Seawater is about 3 per cent salt and the water harvesting process creates a more concentrated brine.

This is placed in shallow black trays arranged on a sunny hillside and covered in clear plastic covers for the sun to continue the evaporation process.

A tunnel house containing a large pool lined with black plastic is also used to create salt.

Salt is produced all year round on the sunny Northland property, with salt crystals taking anything from three to five weeks to form, depending on the weather.

"Humidity is not our friend in this business. This winter has been a bit tough," he said.

The various salt farm areas outside the house have been given names, reflecting his quirky sense of humour.

"We have the Moon Pool, North Wall, Crystal Palace, Bonneville Flats and Gertrude the Glorious, which was a name that came through in a competition on social media."

James said he was still brimming with ideas, and he "hadn't scratched the surface of all the possibilities".

Flavoured salts included squid ink, chilli, citrus zest, garlic, red wine, rosemary, smoked and Togarashi, which is a spicy Japanese chilli blend.

"I am always experimenting with new flavour ideas. We have been playing around with marmite, liquorice and black pepper flavours as well as rice wine vinegar and chocolate salt flavours," he said.

"Salt and chocolate together do something to your taste buds. It's amazing. Salty chocolate is popular so why not chocolatey salt?"

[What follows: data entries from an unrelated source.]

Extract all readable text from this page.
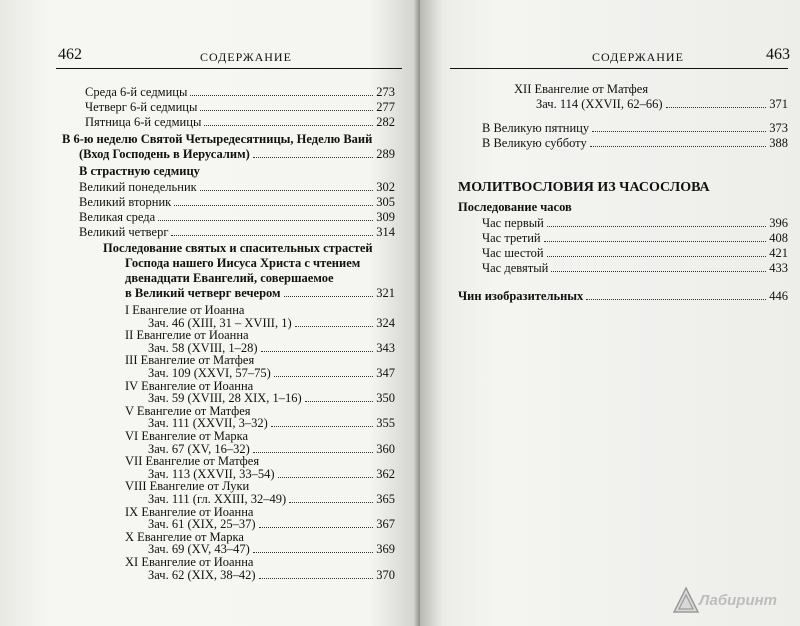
462	СОДЕРЖАНИЕ
Среда 6-й седмицы	273
Четверг 6-й седмицы	277
Пятница 6-й седмицы	282
В 6-ю неделю Святой Четыредесятницы, Неделю Ваий
(Вход Господень в Иерусалим)	289
В страстную седмицу
Великий понедельник	302
Великий вторник	305
Великая среда	309
Великий четверг	314
Последование святых и спасительных страстей
Господа нашего Иисуса Христа с чтением
двенадцати Евангелий, совершаемое
в Великий четверг вечером	321
I Евангелие от Иоанна
Зач. 46 (XIII, 31 – XVIII, 1)	324
II Евангелие от Иоанна
Зач. 58 (XVIII, 1–28)	343
III Евангелие от Матфея
Зач. 109 (XXVI, 57–75)	347
IV Евангелие от Иоанна
Зач. 59 (XVIII, 28 XIX, 1–16)	350
V Евангелие от Матфея
Зач. 111 (XXVII, 3–32)	355
VI Евангелие от Марка
Зач. 67 (XV, 16–32)	360
VII Евангелие от Матфея
Зач. 113 (XXVII, 33–54)	362
VIII Евангелие от Луки
Зач. 111 (гл. XXIII, 32–49)	365
IX Евангелие от Иоанна
Зач. 61 (XIX, 25–37)	367
X Евангелие от Марка
Зач. 69 (XV, 43–47)	369
XI Евангелие от Иоанна
Зач. 62 (XIX, 38–42)	370
463
СОДЕРЖАНИЕ
XII Евангелие от Матфея
Зач. 114 (XXVII, 62–66)	371
В Великую пятницу	373
В Великую субботу	388
МОЛИТВОСЛОВИЯ ИЗ ЧАСОСЛОВА
Последование часов
Час первый	396
Час третий	408
Час шестой	421
Час девятый	433
Чин изобразительных	446
Лабиринт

A new cookbook featuring 10 recipes using different flavours of salt has been launched this month, with recipes created by Natasha MacAller, an international chef and culinary consultant who is a former ballerina and is known as the Dancing Chef. She divides her time between London, Los Angeles and a home in Kerikeri.

James said the cookbook was an exciting development for the business, and he is now selling the book with a package of 10 flavours of salts.

James said his sea salts were not recommended for use in salt grinders because they did not contain anti-caking agents, and humidity could cause grinders to clog. They should be kept in salt pigs and sprinkled with a small spoon.

"We like to keep our products completely natural with no additives.

"We say, ‘Embrace your sprinkle and throw away your grind'."